A  chance trip over the winter to Lambertville, NJ led to one of those discoveries.  On the third floor of an antique store (we never venture beyond the first floor!), high up on the wall and nearly completely obscured by furniture, we saw the corner of a painting. Sometimes its just a feeling, sometimes the hair on the back of your neck stick up... We made the store owner move all the furniture and take down the painting.  We bought it on the spot.  

 

We learned that Wilson's estate was housed at Montclair State University. We arranged to see the work, housed in the George Segal Art Center.  Sensing our enthusiasm, the University offered us the opportunity to represent the estate, and here we are.

 

Like many of his compatriots in the New York School, Ben Wilson (1913-2001) began his career painting figuratively before transitioning to abstraction after WWII (and somewhat later than his compatriots.) However, because he started in a different place than they did, he ended up in a different place.
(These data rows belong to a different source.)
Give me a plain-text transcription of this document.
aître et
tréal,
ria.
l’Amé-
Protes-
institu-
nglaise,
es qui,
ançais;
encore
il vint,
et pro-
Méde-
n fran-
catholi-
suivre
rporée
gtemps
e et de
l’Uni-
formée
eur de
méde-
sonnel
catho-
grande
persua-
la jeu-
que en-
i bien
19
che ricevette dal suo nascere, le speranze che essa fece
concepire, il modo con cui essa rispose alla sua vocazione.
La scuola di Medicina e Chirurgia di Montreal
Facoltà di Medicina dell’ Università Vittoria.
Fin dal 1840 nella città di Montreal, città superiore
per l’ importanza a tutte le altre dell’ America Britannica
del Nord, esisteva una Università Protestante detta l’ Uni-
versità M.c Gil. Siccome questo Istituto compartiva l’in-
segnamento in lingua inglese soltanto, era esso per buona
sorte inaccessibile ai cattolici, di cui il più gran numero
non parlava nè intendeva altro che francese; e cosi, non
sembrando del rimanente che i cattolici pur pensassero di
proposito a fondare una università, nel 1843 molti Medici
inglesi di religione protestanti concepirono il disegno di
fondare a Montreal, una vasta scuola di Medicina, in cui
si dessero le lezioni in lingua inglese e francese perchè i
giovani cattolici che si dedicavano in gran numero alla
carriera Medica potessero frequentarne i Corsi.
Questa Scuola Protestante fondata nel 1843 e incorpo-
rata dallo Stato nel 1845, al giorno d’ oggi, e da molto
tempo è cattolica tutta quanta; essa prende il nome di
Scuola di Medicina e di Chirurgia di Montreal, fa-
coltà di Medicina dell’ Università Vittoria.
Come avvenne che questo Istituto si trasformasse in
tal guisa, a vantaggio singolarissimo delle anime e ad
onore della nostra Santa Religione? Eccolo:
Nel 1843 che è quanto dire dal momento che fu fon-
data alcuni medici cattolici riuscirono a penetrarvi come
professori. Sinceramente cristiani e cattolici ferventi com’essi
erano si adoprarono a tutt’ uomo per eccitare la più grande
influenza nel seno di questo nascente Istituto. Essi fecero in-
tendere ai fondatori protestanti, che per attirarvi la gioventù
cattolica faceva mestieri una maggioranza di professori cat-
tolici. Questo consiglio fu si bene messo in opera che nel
His starting place was the cubism of Picasso, Braque and Leger, and their influence never left him.

A critic in the Princeton Review in 1987 wrote: "Ben Wilson's canvases, while still within the abstract expressionist mode, retain echoes of Picasso, Braque and even mechanistic elements of Fernand Leger." Another critic writes: "The expressive abstractions of Ben Wilson belong among the best work created by New York artists in the 20th century; but they stand outside the critical labels applied to Abstract Expressionism..."

Ben Wilson had more than 30 one-man shows during his lifetime, first starting to show in the early 1930s. As early as 1942, he was singled out by the New York Times art critic Edward Alden Jewell as a "discovery." He exhibited at the Brooklyn Museum (1934), the Pennsylvania Academy of Fine Art, the Corcoran, the Art Institute of Chicago, the Dallas Museum of Fine Arts, among others. His work is in the collection of the Newark Museum and the Montclair Museum.

Lawrence Fine Art is pleased to represent this fine estate.